Through the Looking Glass
Securing Communications Between Peers
In a world that is becoming increasingly interconnected, it’s critical for us to look at ways to make sure communications between two peers are secure. The most obvious solution to most people will be cryptography, and we’ll take a look at the cryptographic tools at our disposal to build secure systems.
With cryptography, we have two broad families of cryptographic algorithms available: secret-key and public-key cryptography (also known as symmetric and asymmetric cryptography). In secret key cryptography, one key is used by all communicating peers.
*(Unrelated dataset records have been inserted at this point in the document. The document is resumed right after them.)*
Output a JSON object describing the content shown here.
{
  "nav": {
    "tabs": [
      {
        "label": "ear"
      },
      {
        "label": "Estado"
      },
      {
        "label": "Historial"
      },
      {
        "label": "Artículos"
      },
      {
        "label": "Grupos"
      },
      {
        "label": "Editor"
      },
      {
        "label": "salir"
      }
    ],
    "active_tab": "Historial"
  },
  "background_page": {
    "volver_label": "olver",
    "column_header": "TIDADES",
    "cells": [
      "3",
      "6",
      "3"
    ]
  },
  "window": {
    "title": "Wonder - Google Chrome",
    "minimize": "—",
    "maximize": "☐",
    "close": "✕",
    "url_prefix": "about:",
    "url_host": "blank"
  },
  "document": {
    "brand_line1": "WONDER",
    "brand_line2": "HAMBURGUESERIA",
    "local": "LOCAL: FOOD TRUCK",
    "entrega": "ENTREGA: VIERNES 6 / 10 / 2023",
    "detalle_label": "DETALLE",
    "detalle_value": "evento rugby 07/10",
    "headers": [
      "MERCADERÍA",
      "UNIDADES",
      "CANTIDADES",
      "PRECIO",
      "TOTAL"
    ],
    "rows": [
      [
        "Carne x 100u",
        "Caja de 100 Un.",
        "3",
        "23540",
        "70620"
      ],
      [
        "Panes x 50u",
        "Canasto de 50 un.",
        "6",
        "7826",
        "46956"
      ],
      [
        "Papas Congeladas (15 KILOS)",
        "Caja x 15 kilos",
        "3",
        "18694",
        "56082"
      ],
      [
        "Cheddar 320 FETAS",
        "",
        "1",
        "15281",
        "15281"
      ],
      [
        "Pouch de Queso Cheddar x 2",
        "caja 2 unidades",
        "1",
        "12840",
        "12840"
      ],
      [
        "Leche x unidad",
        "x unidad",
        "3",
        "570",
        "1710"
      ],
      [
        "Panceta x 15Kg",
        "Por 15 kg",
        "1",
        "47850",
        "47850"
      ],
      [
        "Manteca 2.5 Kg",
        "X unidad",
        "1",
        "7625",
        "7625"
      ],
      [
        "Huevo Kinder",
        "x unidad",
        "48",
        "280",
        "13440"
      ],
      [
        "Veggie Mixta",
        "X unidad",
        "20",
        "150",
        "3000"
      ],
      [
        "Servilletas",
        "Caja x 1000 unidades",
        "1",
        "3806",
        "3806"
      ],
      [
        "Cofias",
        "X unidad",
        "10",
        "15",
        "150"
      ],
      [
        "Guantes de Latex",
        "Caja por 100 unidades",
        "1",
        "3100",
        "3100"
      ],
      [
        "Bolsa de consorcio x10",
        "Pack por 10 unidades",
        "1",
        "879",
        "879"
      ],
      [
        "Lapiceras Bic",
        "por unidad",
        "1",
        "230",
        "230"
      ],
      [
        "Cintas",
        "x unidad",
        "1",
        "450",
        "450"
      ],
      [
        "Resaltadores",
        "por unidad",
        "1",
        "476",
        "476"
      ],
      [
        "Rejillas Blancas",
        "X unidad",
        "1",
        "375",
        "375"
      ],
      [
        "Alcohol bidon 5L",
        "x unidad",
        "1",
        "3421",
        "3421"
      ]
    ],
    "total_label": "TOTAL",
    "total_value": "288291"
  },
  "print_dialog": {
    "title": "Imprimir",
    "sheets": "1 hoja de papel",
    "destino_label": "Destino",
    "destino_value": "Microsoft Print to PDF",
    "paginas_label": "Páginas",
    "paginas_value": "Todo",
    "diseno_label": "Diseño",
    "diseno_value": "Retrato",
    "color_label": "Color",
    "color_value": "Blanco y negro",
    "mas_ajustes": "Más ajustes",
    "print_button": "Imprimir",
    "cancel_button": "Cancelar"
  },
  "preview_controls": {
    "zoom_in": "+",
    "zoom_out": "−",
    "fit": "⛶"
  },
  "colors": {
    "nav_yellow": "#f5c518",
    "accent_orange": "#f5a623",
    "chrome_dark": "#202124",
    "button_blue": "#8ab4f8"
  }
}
In public key cryptography, each peer generates something called a keypair, which consists of a private key (which the peer keeps secret from all other peers) and a public key, which the peer distributes to all other peers it wants to talk to.
When we use public-key cryptography, we use it to establish a shared secret key to communicate with. We do this because public-key cryptography has some limitations (for example, RSA is limited in how much data it can encrypt, and there aren’t any direct encryption primitives for elliptic curves) and is much slower than secret-key encryption.
What are we trying to accomplish?
There’s three basic information security roles that we’re going to use cryptography for:
- Confidentiality: we want our messages to be only readable by the peer we choose to communicate with.
- Integrity: we want to be assured that our messages aren’t being tampered with.
- Authentication: we want to make sure the peer we’re talking to is the peer we think we’re talking to.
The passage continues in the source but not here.